Doubt

doubt.jpg

 

It’s funny that I should feel so ambivalent about a film called Doubt. It’s finely made, has some good performances and it is sure to be nominated for several awards. It’s also a bit phony and off-putting. I’m not talking about the subject matter or anything, but rather the presentation and execution of the material. It also belongs in the film sub-genre I lovingly call “Oscar Bait,” you know, movies that exist for no other reason but to win Oscars.

The film is written and directed by Oscar winning writer John Patrick Shanley (Moonstruck), who also wrote the play Doubt (which won a Pulitzer). It’s about a catholic school in the 60s that is shook by scandal. The film is basically about a nun who declares war on a priest, and whether or not the priest had an inappropriate relationship with a young boy. Whether or not the priest did something with the boy or not, the film argues, as soon as he is doubted, he is doomed.

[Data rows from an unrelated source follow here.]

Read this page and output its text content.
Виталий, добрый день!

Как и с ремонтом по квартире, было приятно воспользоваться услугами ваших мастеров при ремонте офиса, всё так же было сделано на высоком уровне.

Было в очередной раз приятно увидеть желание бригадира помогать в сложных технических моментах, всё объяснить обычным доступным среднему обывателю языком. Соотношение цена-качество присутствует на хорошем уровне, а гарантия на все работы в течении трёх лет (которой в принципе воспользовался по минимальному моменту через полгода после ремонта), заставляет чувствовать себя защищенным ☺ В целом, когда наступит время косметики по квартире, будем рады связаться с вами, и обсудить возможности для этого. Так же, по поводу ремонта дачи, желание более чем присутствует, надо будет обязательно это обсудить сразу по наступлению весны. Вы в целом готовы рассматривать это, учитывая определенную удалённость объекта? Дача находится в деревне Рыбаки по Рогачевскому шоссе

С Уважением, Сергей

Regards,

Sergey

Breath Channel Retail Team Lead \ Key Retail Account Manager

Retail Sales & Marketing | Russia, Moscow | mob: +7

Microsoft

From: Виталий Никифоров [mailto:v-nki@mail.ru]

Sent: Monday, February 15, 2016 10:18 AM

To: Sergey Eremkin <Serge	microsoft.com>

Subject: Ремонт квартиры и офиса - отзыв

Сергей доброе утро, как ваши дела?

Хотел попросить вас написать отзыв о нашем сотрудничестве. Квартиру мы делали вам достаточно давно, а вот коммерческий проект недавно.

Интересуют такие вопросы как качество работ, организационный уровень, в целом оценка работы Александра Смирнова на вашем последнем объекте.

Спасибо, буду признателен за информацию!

A major problem with the film is that one of the characters who is most crucial to the story (that of Donald, the young boy, played by Joseph Foster) is a secondary character in the film. Donald is the main focal point of the story, yet is character is not given hardly any focus or scenes of great interest. I don’t know if Shanley did this to make his character’s relationship with Father Flynn (Philip Seymour Hoffman) more ambiguous or what, but the lack of attention paid to the character of Donald is a huge flaw.

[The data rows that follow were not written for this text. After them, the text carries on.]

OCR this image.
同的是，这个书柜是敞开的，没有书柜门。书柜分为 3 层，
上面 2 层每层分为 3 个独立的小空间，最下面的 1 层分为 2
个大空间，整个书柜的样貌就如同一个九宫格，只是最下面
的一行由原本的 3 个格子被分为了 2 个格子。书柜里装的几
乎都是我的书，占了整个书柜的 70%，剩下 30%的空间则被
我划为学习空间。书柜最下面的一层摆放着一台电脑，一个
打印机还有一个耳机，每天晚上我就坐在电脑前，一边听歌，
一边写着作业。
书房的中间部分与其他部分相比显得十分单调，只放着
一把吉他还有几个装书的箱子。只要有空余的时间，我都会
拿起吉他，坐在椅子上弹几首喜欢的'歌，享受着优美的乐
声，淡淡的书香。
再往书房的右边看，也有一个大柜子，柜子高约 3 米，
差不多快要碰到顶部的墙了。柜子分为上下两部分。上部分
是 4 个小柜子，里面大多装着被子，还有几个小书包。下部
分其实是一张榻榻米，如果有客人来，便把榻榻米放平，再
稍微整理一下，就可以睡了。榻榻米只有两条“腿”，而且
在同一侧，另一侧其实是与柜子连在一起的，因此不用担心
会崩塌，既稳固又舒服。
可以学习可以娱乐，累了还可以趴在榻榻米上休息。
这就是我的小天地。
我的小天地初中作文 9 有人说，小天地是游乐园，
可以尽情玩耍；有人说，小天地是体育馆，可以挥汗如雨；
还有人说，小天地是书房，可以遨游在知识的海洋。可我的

I think Philip Seymour Hoffman was incredible in this film, he definitely creates a feeling of both sympathy and uneasiness in the viewer. It’s a completely convincing, devastating performance. Amy Adams, who plays Sister James, is well cast, even though she’s at best a wishy-washy type of character. As I write this review, I realize how little I appreciated Shanley’s script. I think he’s a good screenwriter (obviously Moonstruck and Joe Versus the Volcano are two brilliant screenplays), but I was less than impressed with several elements to the story.

I am also torn in regards to Meryl Streep’s performance as Sister Aloysius. Some of it is brilliant, savage and compelling, other scenes seem like grotesque parody. Her accent, like bad Streisand, comes and goes. Streep is one of the best performers in film, but I feel like she dropped the ball here. There’s no way she doesn’t get an Oscar nod, though.

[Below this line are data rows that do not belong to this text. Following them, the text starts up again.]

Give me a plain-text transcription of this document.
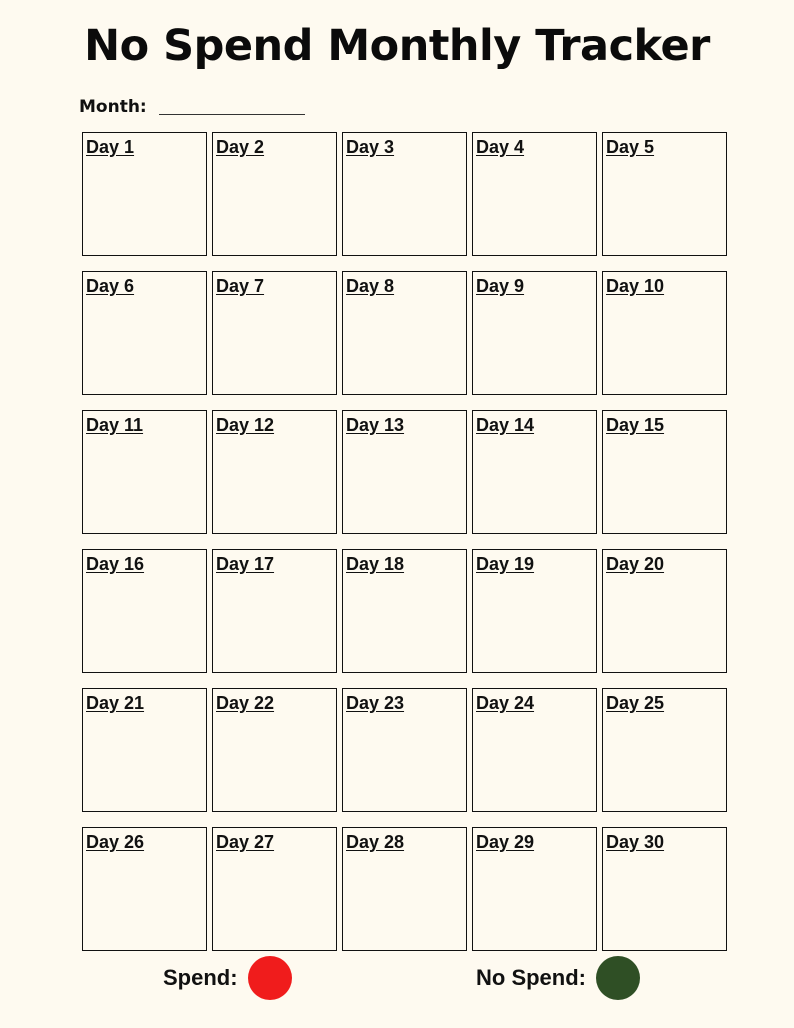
No Spend Monthly Tracker
Month:
Day 1	Day 2	Day 3	Day 4	Day 5
Day 6	Day 7	Day 8	Day 9	Day 10
Day 11	Day 12	Day 13	Day 14	Day 15
Day 16	Day 17	Day 18	Day 19	Day 20
Day 21	Day 22	Day 23	Day 24	Day 25
Day 26	Day 27	Day 28	Day 29	Day 30
Spend:	No Spend:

Viola Davis gives a great supporting turn as Donald’s mother in an unnecessary scene. Ok, I felt like it was unnecessary, though I’ve read many reviews that feel it’s the key sequence to the film. It’s wonderfully performed by Davis and Streep, but in the context of the story, it doesn’t make much sense.

Doubt seems to me like a mediocre film dressed up and presented like it’s a work of art. I’m sorry, but I don’t buy it.